Lastly, please, please don’t get sucked into this trap. Focusing on nutrient levels in recovery never works out well - your eating disorder loves numbers and ‘clean’, ‘healthy’ foods - I swear to you that you should definitely not be ‘eating healthier’ and ‘cutting out ”’junk”’ food’. Have a look at the 'about the food' page on here if you can, but especially this question.
The thing is that what you’re experiencing is sadly very, very common eating-disordered anxiety. As we stop restricting our intake (be it by calorie-counting, purging, compensating), anxiety about ‘getting fat’ goes through the roof. People start to irrationally worry about ‘getting diabetes’, ‘becoming obese’, ‘becoming fat and unhealthy’, etc, and flip to healthy eating and/or exercise to try and ease the anxiety.

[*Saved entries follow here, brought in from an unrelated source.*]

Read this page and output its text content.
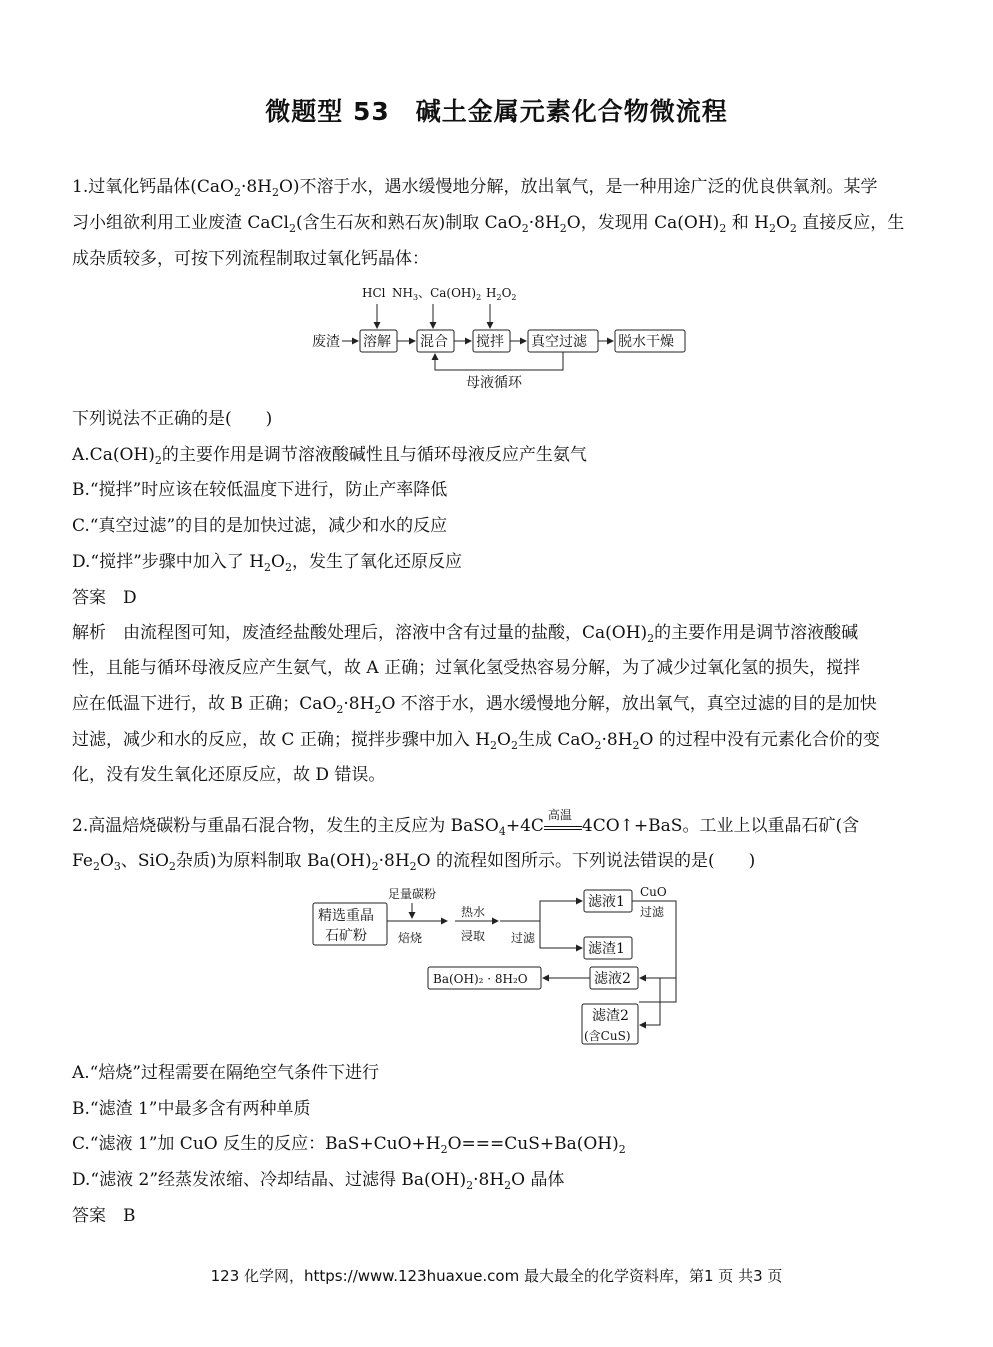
微题型 53　碱土金属元素化合物微流程
1.过氧化钙晶体$(CaO_2\cdot 8H_2O)$不溶于水，遇水缓慢地分解，放出氧气，是一种用途广泛的优良供氧剂。某学
习小组欲利用工业废渣 CaCl$_2$(含生石灰和熟石灰)制取 $CaO_2\cdot 8H_2O$，发现用 $Ca(OH)_2$ 和 $H_2O_2$ 直接反应，生
成杂质较多，可按下列流程制取过氧化钙晶体：
HCl $NH_3$、$Ca(OH)_2$ $H_2O_2$
废渣 溶解 混合 搅拌 真空过滤 脱水干燥
母液循环
下列说法不正确的是(　　)
$A.Ca(OH)_2$的主要作用是调节溶液酸碱性且与循环母液反应产生氨气
B.“搅拌”时应该在较低温度下进行，防止产率降低
C.“真空过滤”的目的是加快过滤，减少和水的反应
D.“搅拌”步骤中加入了 $H_2O_2$，发生了氧化还原反应
答案　D
解析　由流程图可知，废渣经盐酸处理后，溶液中含有过量的盐酸，$Ca(OH)_2$的主要作用是调节溶液酸碱
性，且能与循环母液反应产生氨气，故 A 正确；过氧化氢受热容易分解，为了减少过氧化氢的损失，搅拌
应在低温下进行，故 B 正确；$CaO_2\cdot 8H_2O$ 不溶于水，遇水缓慢地分解，放出氧气，真空过滤的目的是加快
过滤，减少和水的反应，故 C 正确；搅拌步骤中加入 $H_2O_2$生成 $CaO_2\cdot 8H_2O$ 的过程中没有元素化合价的变
化，没有发生氧化还原反应，故 D 错误。
2.高温焙烧碳粉与重晶石混合物，发生的主反应为 BaSO$_4$+4C
高温
4CO↑+BaS。工业上以重晶石矿(含
$Fe_2O_3$、SiO$_2$杂质)为原料制取 $Ba(OH)_2\cdot 8H_2O$ 的流程如图所示。下列说法错误的是(　　)
精选重晶
石矿粉
足量碳粉
焙烧
热水
浸取 过滤
滤液1
滤渣1
CuO
过滤
滤液2
Ba(OH)₂ · 8H₂O
滤渣2
(含CuS)
A.“焙烧”过程需要在隔绝空气条件下进行
B.“滤渣 1”中最多含有两种单质
C.“滤液 1”加 CuO 反生的反应：$BaS+CuO+H_2O===CuS+Ba(OH)_2$
D.“滤液 2”经蒸发浓缩、冷却结晶、过滤得 $Ba(OH)_2\cdot 8H_2O$ 晶体
答案　B
123 化学网，https://www.123huaxue.com 最大最全的化学资料库，第1 页 共3 页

I swear to you from the absolute bottom of my heart that purposefully cutting out junk food and making yourself exercise in recovery will end up badly. You may not be able to see it in the short-term, but in reality all it will do is pull you back into the disordered mindset.
Please try and understand what I’m saying. I remember worrying about the exact same things all too vividly, and I remember being furious when people told me to ignore my ‘healthy’ motives and to carry on doing what feels most uncomfortable. Now, I could not be happier with my relationship with food and exercise. Challenging everything your eating disorder is pushing you to do when you start eating more - most usually ‘eat clean and exercise because it’s healthy’ - will always pay off.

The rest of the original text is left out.